The validation process:
1. Verifies the ID length matches the expected size
2. Validates that all characters are valid hexadecimal digits (0-9, a-f, A-F)
3. Decodes the hexadecimal string to binary format
4. Rejects invalid IDs with appropriate error codes

Invalid IDs result in error status codes (`FLB_OTEL_TRACES_ERR_INVALID_TRACE_ID`, `FLB_OTEL_TRACES_ERR_INVALID_SPAN_ID`, and so on) and the trace data is rejected to prevent processing of corrupted or malformed trace information.

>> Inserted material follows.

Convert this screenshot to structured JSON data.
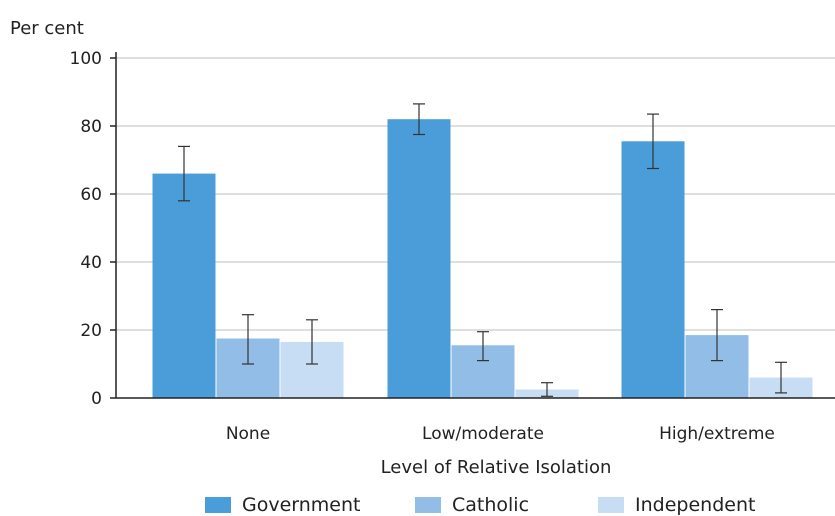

### Example: JSON trace payload

The following example shows a valid OpenTelemetry JSON trace payload that can be sent to the `/v1/traces` endpoint:

```json
{
"resourceSpans": [
{
"resource": {
"attributes": [
{
"key": "service.name",
"value": {
"stringValue": "my-service"
}
}
]
},
"scopeSpans": [
{
"scope": {
"name": "my-instrumentation",
"version": "1.0.0"
},
"spans": [
{
"traceId": "0123456789abcdef0123456789abcdef",
"spanId": "0123456789abcdef",
"name": "my-span",
"kind": 1,
"startTimeUnixNano": "1660296023390371588",
"endTimeUnixNano": "1660296023391371588",
"status": {
"code": "OK"
},
"attributes": [
{
"key": "http.method",
"value": {
"stringValue": "GET"
}
}
]
}
]
}
]
}
]
}
```

Trace IDs must be exactly 32 hex characters and span IDs must be exactly 16 hex characters. Invalid IDs will be rejected with appropriate error messages.

In the example, the `status.code` field uses `"OK"`. Valid status code values are `"OK"`, `"ERROR"`, and `"UNSET"` (case-insensitive). Any other value triggers `FLB_OTEL_TRACES_ERR_STATUS_FAILURE` and causes the trace to be rejected.